We hope to be an inclusive company and strive to create an environment that is welcoming and embraces diversity, both with our online presence, the makers we represent, our physical pop-ups events and our collaborations. The exciting part is the content itself is very practical and useful, conveying a number of useful techniques across each area. Focused around five crops (blackberry, nettle, onion, red cabbage, and rhubarb) that can be foraged or grown in an allotment, planter, or container, the author shows you how to embrace a holistic garden-to-garment lifestyle in her book: Grow, Cook, Dye, Wear.The patterns are easy to follow with detailed instructions for each garment - even a beginner could follow quite easily, provided they can work a basic sewing machine. Live sustainably with style - grow fruits and vegetables, cook them, create natural dyes, then make your own clothes with five full-size pattern sheets.

The final step is making the garment using all the patterns provided in a separate pocket within the book. She has a clear, engaging vision of how we can live sustainably and shares this with warmth rather than worthiness.Five crops; blackberry, cabbage, nettle, onion and rhubarb play leading roles in this book by Bella Gonshorovitz, as they carry the reader through each step or process: grow, cook, dye, wear.
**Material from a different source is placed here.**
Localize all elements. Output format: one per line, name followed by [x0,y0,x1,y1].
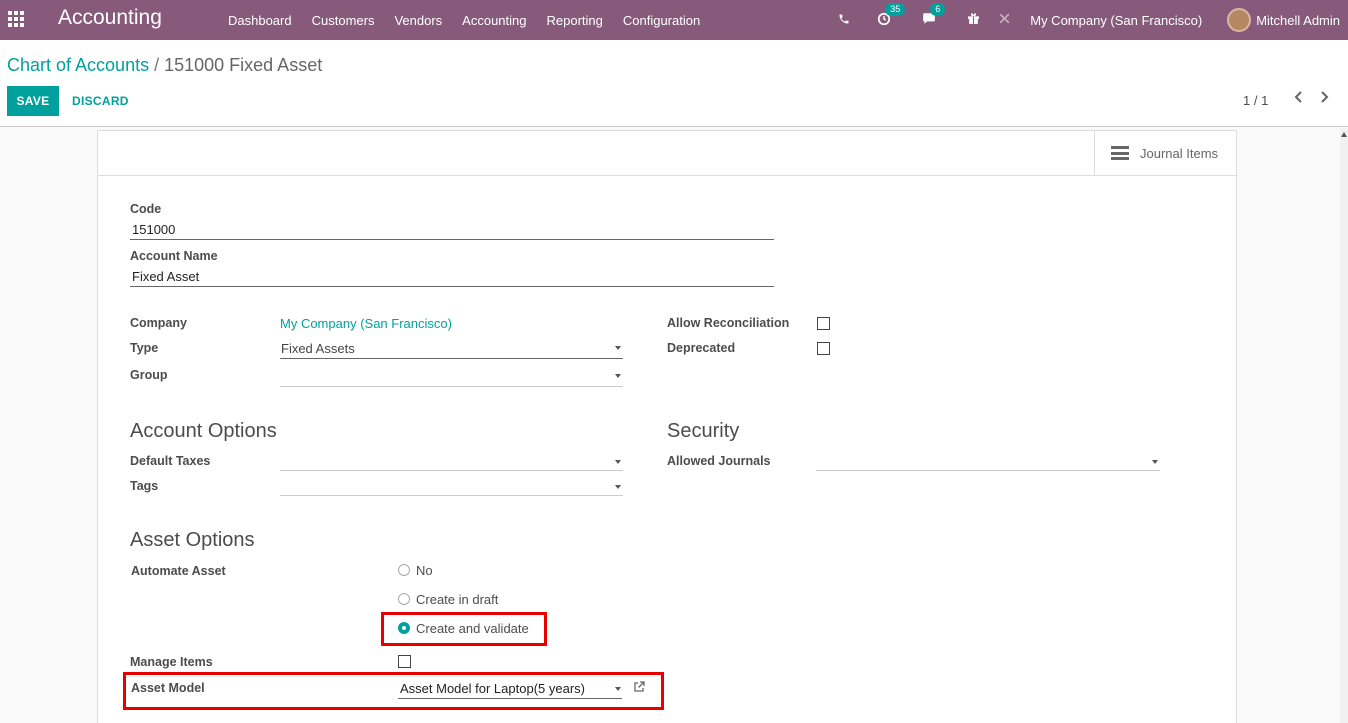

Like most recipe books, the recipes are a little hit-and-miss, but the majority of recipes in this are actually really good, which surprised me - a lot of vegan cookbooks pair the strangest ingredients and make really conflicting meals, but for the most part, the recipes here were unusual but really delicious. Right now, the book offers a very feasible experience that does not involve growing plants to extract fiber, dyeing those and then weaving them into a fabric. Die gewählte Schrift ist nur schwer zu entziffern und das macht das Lesen enorm anstrengend, weswegen ich dem Buch nur 4 Sterne gegeben habe. Onion is a great choice, as it can be cultivated easily and if people lack space to grow it, it’s common enough to be able to source skins.

My wife uses natural botanicals to dye Irish wool as a hobby, but does enough of it that we built a free-standing wool dyeing studio (she-shed) for her. I always feel that everything can continually be more sustainable but nothing is ever truly sustainable. There are interesting recipes and the book is written in a way that is nice to read and welcoming to beginners.